Noncemented TKAs were historically known for their failing designs with poorly osteoconductive surfaces and inadequate immediate stable fixation properties resulting in early catastrophic failures.[11–16] Whiteside et al[17] reported a unique complication of femoral implant fatigue fractures in an early series of noncemented TKAs. These most commonly occurred along the disproportionately thin regions, including the anterior flange and posterior condyles. Lewis et al reported screw track osteolysis from polyethylene wear along the tibial baseplate.[18] Other issues include patellar polyethylene wear from an incongruous trochlea,[19] polyethylene dissociation from a mismatch between a thick metal endoskeleton and thin polyethylene modular junction,[20] and failure of osseointegration leading to early subsidence.[12] Mid-term survivorships were reported as low as 74% in some series dating back to the 1980s and 1990s.[18]

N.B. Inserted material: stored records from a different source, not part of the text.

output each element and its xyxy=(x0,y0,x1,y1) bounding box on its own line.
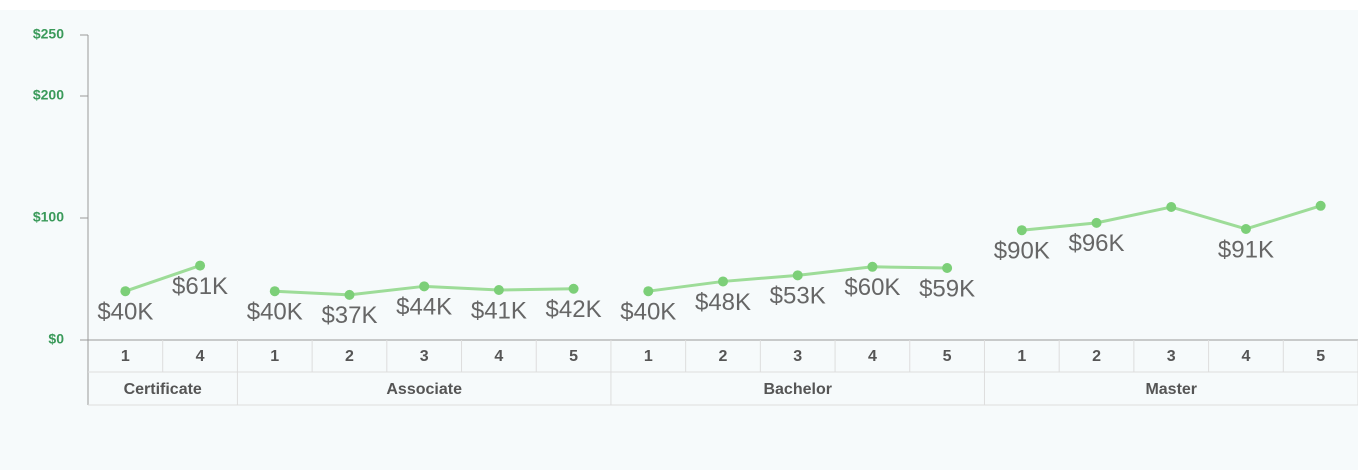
value-label: $40K xyxy=(247,299,303,326)
point xyxy=(269,286,280,297)
x-tick-label: 5 xyxy=(1316,348,1325,365)
value-label: $40K xyxy=(620,299,676,326)
y-tick-label: $100 xyxy=(33,209,64,225)
point xyxy=(718,276,728,287)
group-label: Associate xyxy=(386,381,462,398)
point xyxy=(344,289,355,300)
point xyxy=(942,263,953,274)
group-label: Bachelor xyxy=(763,381,831,398)
value-label: $61K xyxy=(172,273,228,300)
x-tick-label: 4 xyxy=(1241,348,1250,365)
value-label: $91K xyxy=(1218,236,1274,263)
x-tick-label: 5 xyxy=(943,348,952,365)
group-label: Master xyxy=(1145,381,1197,398)
value-label: $37K xyxy=(321,302,377,329)
x-tick-label: 2 xyxy=(345,348,354,365)
point xyxy=(568,283,579,294)
line xyxy=(124,264,201,293)
point xyxy=(1240,223,1251,234)
point xyxy=(792,270,803,281)
x-tick-label: 2 xyxy=(719,348,728,365)
x-tick-label: 3 xyxy=(1167,348,1176,365)
value-label: $40K xyxy=(97,299,153,326)
value-label: $42K xyxy=(546,296,602,323)
x-tick-label: 1 xyxy=(1017,348,1026,365)
x-tick-label: 1 xyxy=(270,348,279,365)
point xyxy=(120,286,131,297)
value-label: $41K xyxy=(471,297,527,324)
point xyxy=(867,261,878,272)
x-tick-label: 4 xyxy=(196,348,205,365)
x-tick-label: 1 xyxy=(644,348,653,365)
x-tick-label: 1 xyxy=(121,348,130,365)
x-tick-label: 5 xyxy=(569,348,578,365)
y-tick-label: $250 xyxy=(33,26,64,42)
y-tick-label: $200 xyxy=(33,87,64,103)
x-tick-label: 3 xyxy=(420,348,429,365)
point xyxy=(195,260,206,271)
point xyxy=(1315,200,1326,211)
value-label: $60K xyxy=(844,274,900,301)
point xyxy=(643,286,654,297)
value-label: $96K xyxy=(1068,230,1124,257)
point xyxy=(419,281,430,292)
y-tick-label: $0 xyxy=(48,331,64,347)
x-tick-label: 4 xyxy=(868,348,877,365)
point xyxy=(1091,217,1102,228)
point xyxy=(493,284,504,295)
x-tick-label: 3 xyxy=(793,348,802,365)
value-label: $53K xyxy=(770,283,826,310)
value-label: $44K xyxy=(396,294,452,321)
x-tick-label: 2 xyxy=(1092,348,1101,365)
x-tick-label: 4 xyxy=(494,348,503,365)
point xyxy=(1166,202,1177,213)
value-label: $59K xyxy=(919,275,975,302)
value-label: $48K xyxy=(695,289,751,316)
value-label: $90K xyxy=(994,238,1050,265)
point xyxy=(1016,225,1027,236)
group-label: Certificate xyxy=(124,381,202,398)
background xyxy=(0,10,1358,470)
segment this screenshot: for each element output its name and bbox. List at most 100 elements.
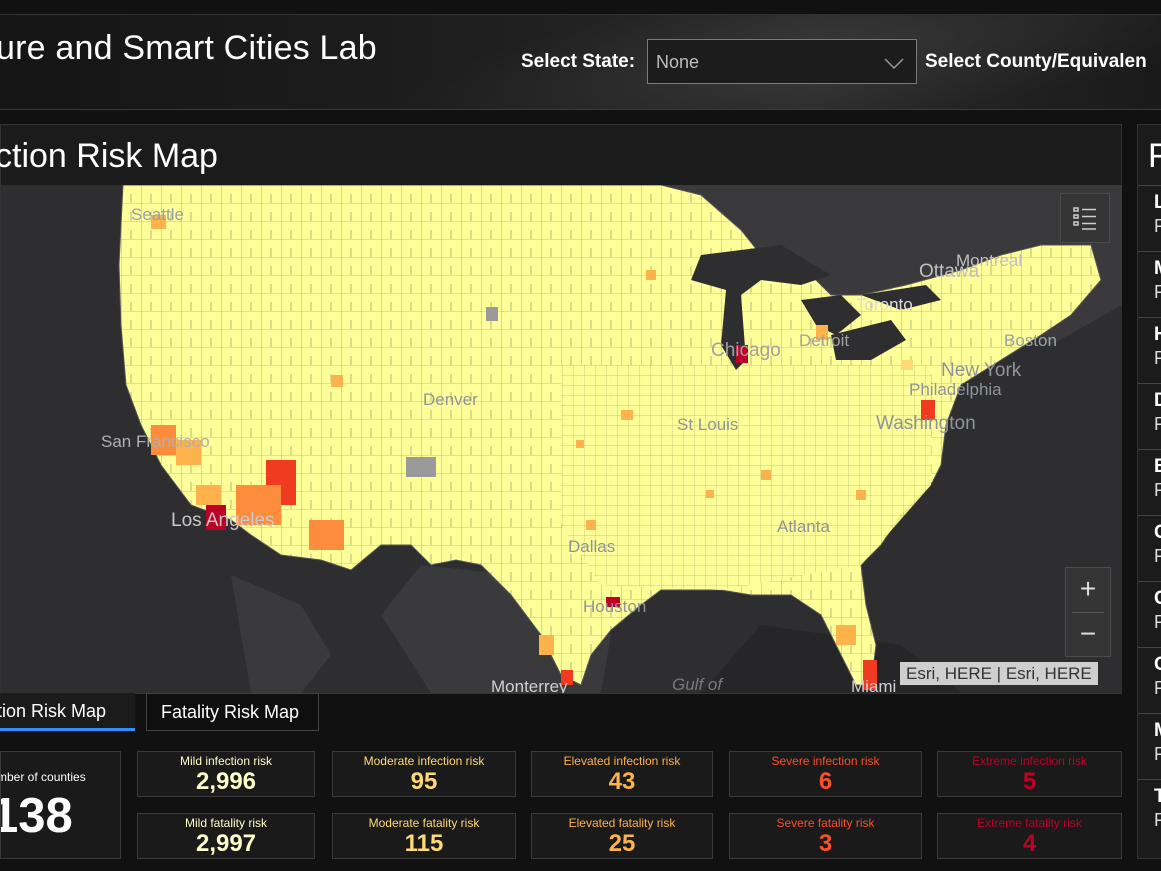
map-label-boston: Boston [1004, 331, 1057, 350]
us-county-map [118, 185, 1122, 693]
moderate-infection-label: Moderate infection risk [363, 754, 485, 768]
app-title: ure and Smart Cities Lab [0, 29, 377, 67]
risk-map-panel: ction Risk Map [0, 124, 1122, 694]
map-label-monterrey: Monterrey [491, 677, 568, 693]
side-list-item[interactable]: HF [1138, 317, 1161, 383]
map-label-washington: Washington [876, 413, 976, 434]
side-list-item[interactable]: EF [1138, 449, 1161, 515]
side-item-name: M [1154, 258, 1161, 280]
legend-button[interactable] [1060, 193, 1110, 243]
moderate-infection-value: 95 [410, 768, 438, 795]
side-list-item[interactable]: CF [1138, 515, 1161, 581]
severe-infection-value: 6 [818, 768, 833, 795]
side-list-item[interactable]: CF [1138, 647, 1161, 713]
chevron-down-icon [884, 58, 904, 69]
moderate-infection-card: Moderate infection risk 95 [332, 751, 516, 797]
mild-fatality-value: 2,997 [195, 830, 257, 857]
side-list-item[interactable]: MF [1138, 713, 1161, 779]
map-label-dallas: Dallas [568, 537, 616, 556]
side-item-name: C [1154, 654, 1161, 676]
moderate-fatality-card: Moderate fatality risk 115 [332, 813, 516, 859]
severe-infection-label: Severe infection risk [771, 754, 880, 768]
side-item-detail: F [1154, 810, 1161, 831]
side-list-item[interactable]: TF [1138, 779, 1161, 845]
map-label-miami: Miami [851, 677, 897, 693]
side-list-item[interactable]: CF [1138, 581, 1161, 647]
side-item-detail: F [1154, 546, 1161, 567]
moderate-fatality-label: Moderate fatality risk [368, 816, 480, 830]
elevated-fatality-card: Elevated fatality risk 25 [531, 813, 713, 859]
side-item-name: C [1154, 588, 1161, 610]
state-select-value: None [656, 52, 700, 72]
extreme-fatality-label: Extreme fatality risk [977, 816, 1082, 830]
side-item-name: M [1154, 720, 1161, 742]
extreme-fatality-card: Extreme fatality risk 4 [937, 813, 1122, 859]
elevated-infection-card: Elevated infection risk 43 [531, 751, 713, 797]
side-panel-title: F [1148, 137, 1161, 176]
side-item-detail: F [1154, 744, 1161, 765]
elevated-infection-label: Elevated infection risk [563, 754, 681, 768]
side-item-detail: F [1154, 480, 1161, 501]
map-label-ottawa: Ottawa [919, 261, 980, 282]
side-item-name: H [1154, 324, 1161, 346]
map-label-detroit: Detroit [799, 331, 850, 350]
map-attribution[interactable]: Esri, HERE | Esri, HERE [900, 662, 1098, 685]
map-label-san-francisco: San Francisco [101, 432, 210, 451]
risk-map[interactable]: Seattle Ottawa Montreal Toronto Chicago … [1, 185, 1122, 693]
side-item-name: D [1154, 390, 1161, 412]
elevated-infection-value: 43 [608, 768, 636, 795]
map-title: ction Risk Map [0, 137, 218, 175]
elevated-fatality-value: 25 [608, 830, 636, 857]
side-item-detail: F [1154, 216, 1161, 237]
zoom-out-button[interactable]: − [1079, 618, 1097, 649]
county-count-label: mber of counties [0, 770, 86, 784]
map-label-houston: Houston [583, 597, 647, 616]
state-select[interactable]: None [647, 39, 917, 84]
legend-list-icon [1073, 207, 1096, 230]
side-list-item[interactable]: MF [1138, 251, 1161, 317]
side-item-name: T [1154, 786, 1161, 808]
zoom-control: + − [1065, 567, 1111, 657]
map-label-new-york: New York [941, 360, 1022, 381]
side-item-detail: F [1154, 414, 1161, 435]
side-item-detail: F [1154, 282, 1161, 303]
app-header: ure and Smart Cities Lab Select State: N… [0, 14, 1161, 110]
severe-fatality-label: Severe fatality risk [776, 816, 875, 830]
mild-fatality-card: Mild fatality risk 2,997 [137, 813, 315, 859]
extreme-infection-value: 5 [1022, 768, 1037, 795]
mild-fatality-label: Mild fatality risk [184, 816, 267, 830]
side-item-name: E [1154, 456, 1161, 478]
map-label-gulf-of: Gulf of [672, 675, 723, 693]
map-label-chicago: Chicago [711, 340, 781, 361]
moderate-fatality-value: 115 [404, 830, 444, 857]
mild-infection-card: Mild infection risk 2,996 [137, 751, 315, 797]
zoom-divider [1072, 612, 1104, 613]
severe-fatality-card: Severe fatality risk 3 [729, 813, 922, 859]
zoom-in-button[interactable]: + [1079, 573, 1097, 604]
side-item-detail: F [1154, 612, 1161, 633]
map-label-montreal: Montreal [956, 251, 1023, 270]
map-label-toronto: Toronto [856, 295, 913, 314]
extreme-infection-card: Extreme infection risk 5 [937, 751, 1122, 797]
side-item-name: C [1154, 522, 1161, 544]
map-label-atlanta: Atlanta [777, 517, 830, 536]
side-list-item[interactable]: DF [1138, 383, 1161, 449]
side-item-detail: F [1154, 678, 1161, 699]
mild-infection-value: 2,996 [195, 768, 257, 795]
map-label-los-angeles: Los Angeles [171, 510, 275, 531]
mild-infection-label: Mild infection risk [179, 754, 273, 768]
extreme-infection-label: Extreme infection risk [972, 754, 1087, 768]
map-label-denver: Denver [423, 390, 478, 409]
side-list-item[interactable]: LF [1138, 185, 1161, 251]
severe-fatality-value: 3 [818, 830, 833, 857]
county-select-label: Select County/Equivalen [925, 51, 1147, 72]
tab-fatality-risk-map[interactable]: Fatality Risk Map [146, 693, 319, 731]
county-count-value: 138 [1, 789, 73, 843]
state-select-label: Select State: [521, 51, 636, 72]
map-label-seattle: Seattle [131, 205, 184, 224]
map-label-philadelphia: Philadelphia [909, 380, 1002, 399]
side-list-panel: F LF MF HF DF EF CF CF CF MF TF [1137, 124, 1161, 859]
tab-infection-risk-map[interactable]: ction Risk Map [0, 693, 135, 731]
map-label-st-louis: St Louis [677, 415, 739, 434]
extreme-fatality-value: 4 [1022, 830, 1037, 857]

More recently, improved surface coatings, such as highly porous surfaces and better polyethylene properties, have renewed interest in the use of noncemented TKA.[1,10,21] Second generation modern noncemented TKA designs feature several changes. They commonly have included more bone-conserving prosthesis designs with a focus on early biologic fixation using improved porous metal along the tibial baseplate and more robust femoral and tibial pegs and keels to prevent micromotion and subsidence.[22] Newer biomaterials, such as porous titanium and tantalum,[23,24] hydroxyapatite,[25] and plasma spray coatings, have facilitated earlier mechanical stability with consistent biologic osseointegration. Highly cross-linked polyethylene has also mitigated the role of catastrophic polyethylene wear seen in the first generation of implants.[26]

Most previous studies that demonstrated unequivocally worse results in noncemented TKA were written before these advancements seen today.[27–30] More recently, multiple studies have already demonstrated favorable functional results with the use of more modern noncemented prostheses.[1,3,23,31,32] However, there is debate about the relative advantages and disadvantages of cemented and noncemented fixation for TKA. The purpose of this study was to determine the current utilization of noncemented TKA in the United States and to compare medical and surgical complications between cemented and noncemented primary TKA. Our initial hypothesis was that complication profiles would not be different between noncemented and cemented TKA.